On This Day … 15 February

People (Births)

  • 1856 – Emil Kraepelin, German psychiatrist and academic (d. 1926).
  • 1940 – Vaino Vahing, Estonian psychiatrist, author, and playwright (d. 2008).

Emil Kraepelin

Emil Wilhelm Georg Magnus Kraepelin (15 February 1856 to 07 October 1926) was a German psychiatrist.

H.J. Eysenck’s Encyclopaedia of Psychology identifies him as the founder of modern scientific psychiatry, psychopharmacology and psychiatric genetics.

Kraepelin believed the chief origin of psychiatric disease to be biological and genetic malfunction. His theories dominated psychiatry at the start of the 20th century and, despite the later psychodynamic influence of Sigmund Freud and his disciples, enjoyed a revival at century’s end. While he proclaimed his own high clinical standards of gathering information “by means of expert analysis of individual cases”, he also drew on reported observations of officials not trained in psychiatry.
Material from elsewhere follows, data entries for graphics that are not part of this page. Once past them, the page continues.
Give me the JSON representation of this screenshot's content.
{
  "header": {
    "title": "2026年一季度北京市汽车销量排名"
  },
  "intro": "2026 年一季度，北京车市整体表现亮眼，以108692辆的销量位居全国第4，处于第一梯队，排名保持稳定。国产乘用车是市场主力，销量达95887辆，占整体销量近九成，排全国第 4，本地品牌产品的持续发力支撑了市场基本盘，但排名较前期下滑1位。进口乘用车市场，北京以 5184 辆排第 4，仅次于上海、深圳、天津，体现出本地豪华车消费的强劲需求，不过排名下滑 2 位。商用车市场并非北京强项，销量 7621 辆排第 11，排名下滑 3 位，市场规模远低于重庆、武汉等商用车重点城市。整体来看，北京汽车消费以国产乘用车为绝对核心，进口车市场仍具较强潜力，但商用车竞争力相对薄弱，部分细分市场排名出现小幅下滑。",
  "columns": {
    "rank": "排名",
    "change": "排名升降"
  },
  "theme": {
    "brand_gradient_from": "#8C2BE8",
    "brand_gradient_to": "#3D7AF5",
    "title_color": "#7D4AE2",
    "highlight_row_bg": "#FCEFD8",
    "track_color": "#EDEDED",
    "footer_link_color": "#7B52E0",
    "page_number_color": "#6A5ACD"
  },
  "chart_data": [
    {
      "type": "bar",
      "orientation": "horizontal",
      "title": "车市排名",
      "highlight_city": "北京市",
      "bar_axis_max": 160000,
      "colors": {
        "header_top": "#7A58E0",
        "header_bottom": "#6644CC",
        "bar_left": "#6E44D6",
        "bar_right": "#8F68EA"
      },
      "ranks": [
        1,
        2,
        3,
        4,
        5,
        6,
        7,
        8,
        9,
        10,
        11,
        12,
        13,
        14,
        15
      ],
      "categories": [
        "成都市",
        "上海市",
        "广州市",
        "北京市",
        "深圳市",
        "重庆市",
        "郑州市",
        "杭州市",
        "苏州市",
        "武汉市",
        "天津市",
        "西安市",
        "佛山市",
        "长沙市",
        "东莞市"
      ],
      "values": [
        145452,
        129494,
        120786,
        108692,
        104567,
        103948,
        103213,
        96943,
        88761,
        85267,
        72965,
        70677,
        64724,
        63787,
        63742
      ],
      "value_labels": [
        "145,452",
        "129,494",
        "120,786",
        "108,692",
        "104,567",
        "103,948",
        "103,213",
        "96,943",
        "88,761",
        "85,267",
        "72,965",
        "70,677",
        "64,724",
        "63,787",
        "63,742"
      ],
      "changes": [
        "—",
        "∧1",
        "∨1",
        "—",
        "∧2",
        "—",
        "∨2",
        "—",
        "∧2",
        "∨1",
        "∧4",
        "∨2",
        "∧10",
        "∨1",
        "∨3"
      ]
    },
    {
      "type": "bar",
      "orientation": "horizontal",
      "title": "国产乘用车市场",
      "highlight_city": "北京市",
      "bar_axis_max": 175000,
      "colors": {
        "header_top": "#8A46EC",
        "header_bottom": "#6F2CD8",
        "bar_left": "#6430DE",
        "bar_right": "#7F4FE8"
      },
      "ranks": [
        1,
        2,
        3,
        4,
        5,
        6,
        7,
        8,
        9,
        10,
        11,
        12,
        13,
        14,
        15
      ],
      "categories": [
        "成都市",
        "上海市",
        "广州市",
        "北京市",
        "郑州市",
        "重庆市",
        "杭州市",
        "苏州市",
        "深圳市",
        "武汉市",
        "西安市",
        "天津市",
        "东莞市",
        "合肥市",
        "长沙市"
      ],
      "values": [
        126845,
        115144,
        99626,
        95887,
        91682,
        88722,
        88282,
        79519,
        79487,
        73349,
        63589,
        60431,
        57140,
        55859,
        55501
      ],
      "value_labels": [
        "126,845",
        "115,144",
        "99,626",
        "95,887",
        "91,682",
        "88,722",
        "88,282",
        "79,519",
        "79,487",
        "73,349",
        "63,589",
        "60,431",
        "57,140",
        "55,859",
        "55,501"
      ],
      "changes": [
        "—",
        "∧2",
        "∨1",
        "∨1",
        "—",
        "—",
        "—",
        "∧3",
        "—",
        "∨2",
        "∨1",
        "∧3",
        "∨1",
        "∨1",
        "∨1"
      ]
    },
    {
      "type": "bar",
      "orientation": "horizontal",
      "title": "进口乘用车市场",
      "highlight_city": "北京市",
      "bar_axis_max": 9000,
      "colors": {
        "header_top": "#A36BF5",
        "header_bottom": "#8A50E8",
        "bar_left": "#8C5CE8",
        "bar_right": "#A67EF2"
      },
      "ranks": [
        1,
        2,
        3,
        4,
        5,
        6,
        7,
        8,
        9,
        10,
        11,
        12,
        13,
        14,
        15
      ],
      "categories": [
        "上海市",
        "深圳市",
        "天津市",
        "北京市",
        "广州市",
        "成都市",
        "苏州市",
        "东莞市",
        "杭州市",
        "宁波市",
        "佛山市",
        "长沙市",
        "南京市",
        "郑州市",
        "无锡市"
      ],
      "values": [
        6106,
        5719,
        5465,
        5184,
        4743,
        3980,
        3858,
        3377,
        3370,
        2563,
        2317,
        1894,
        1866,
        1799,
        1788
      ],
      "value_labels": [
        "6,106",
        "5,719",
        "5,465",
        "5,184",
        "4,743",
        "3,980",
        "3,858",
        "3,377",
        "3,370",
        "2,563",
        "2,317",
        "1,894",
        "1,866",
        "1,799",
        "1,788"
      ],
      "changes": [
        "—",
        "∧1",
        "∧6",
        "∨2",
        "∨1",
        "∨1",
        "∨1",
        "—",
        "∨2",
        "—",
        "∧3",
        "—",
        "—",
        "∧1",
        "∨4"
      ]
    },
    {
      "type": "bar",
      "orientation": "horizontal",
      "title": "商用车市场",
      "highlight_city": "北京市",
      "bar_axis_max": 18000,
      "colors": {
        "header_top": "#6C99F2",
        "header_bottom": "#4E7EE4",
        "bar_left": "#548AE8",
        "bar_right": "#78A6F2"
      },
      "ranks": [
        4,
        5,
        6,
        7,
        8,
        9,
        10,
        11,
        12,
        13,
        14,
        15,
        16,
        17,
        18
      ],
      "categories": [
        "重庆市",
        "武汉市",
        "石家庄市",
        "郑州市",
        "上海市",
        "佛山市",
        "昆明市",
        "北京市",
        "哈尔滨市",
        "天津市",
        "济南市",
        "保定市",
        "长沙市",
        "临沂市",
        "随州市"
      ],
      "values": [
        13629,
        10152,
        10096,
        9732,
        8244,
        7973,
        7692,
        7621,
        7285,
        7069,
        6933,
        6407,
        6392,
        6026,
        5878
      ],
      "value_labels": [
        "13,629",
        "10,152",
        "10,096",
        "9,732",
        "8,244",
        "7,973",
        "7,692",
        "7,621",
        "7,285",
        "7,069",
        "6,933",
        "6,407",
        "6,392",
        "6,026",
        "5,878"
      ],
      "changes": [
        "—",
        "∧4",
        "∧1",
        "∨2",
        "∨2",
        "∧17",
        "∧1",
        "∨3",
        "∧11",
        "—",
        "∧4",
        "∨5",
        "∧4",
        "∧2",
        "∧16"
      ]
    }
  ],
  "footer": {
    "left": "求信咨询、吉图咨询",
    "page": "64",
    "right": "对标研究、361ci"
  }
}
His textbooks do not contain detailed case histories of individuals but mosaic-like compilations of typical statements and behaviours from patients with a specific diagnosis. He has been described as “a scientific manager” and “a political operator”, who developed “a large-scale, clinically oriented, epidemiological research programme”.

Vaino Vahing

Vaino Vahing (15 February 1940 to 23 March 2008), was an Estonian writer, prosaist, psychiatrist and playwright.

Starting from 1973, he was a member of the Estonian Writers Union. Vahing has written many articles about psychiatry, but also literature, including novels, books and plays with psychiatric and autobiographical influences.

He has acted in several Estonian films.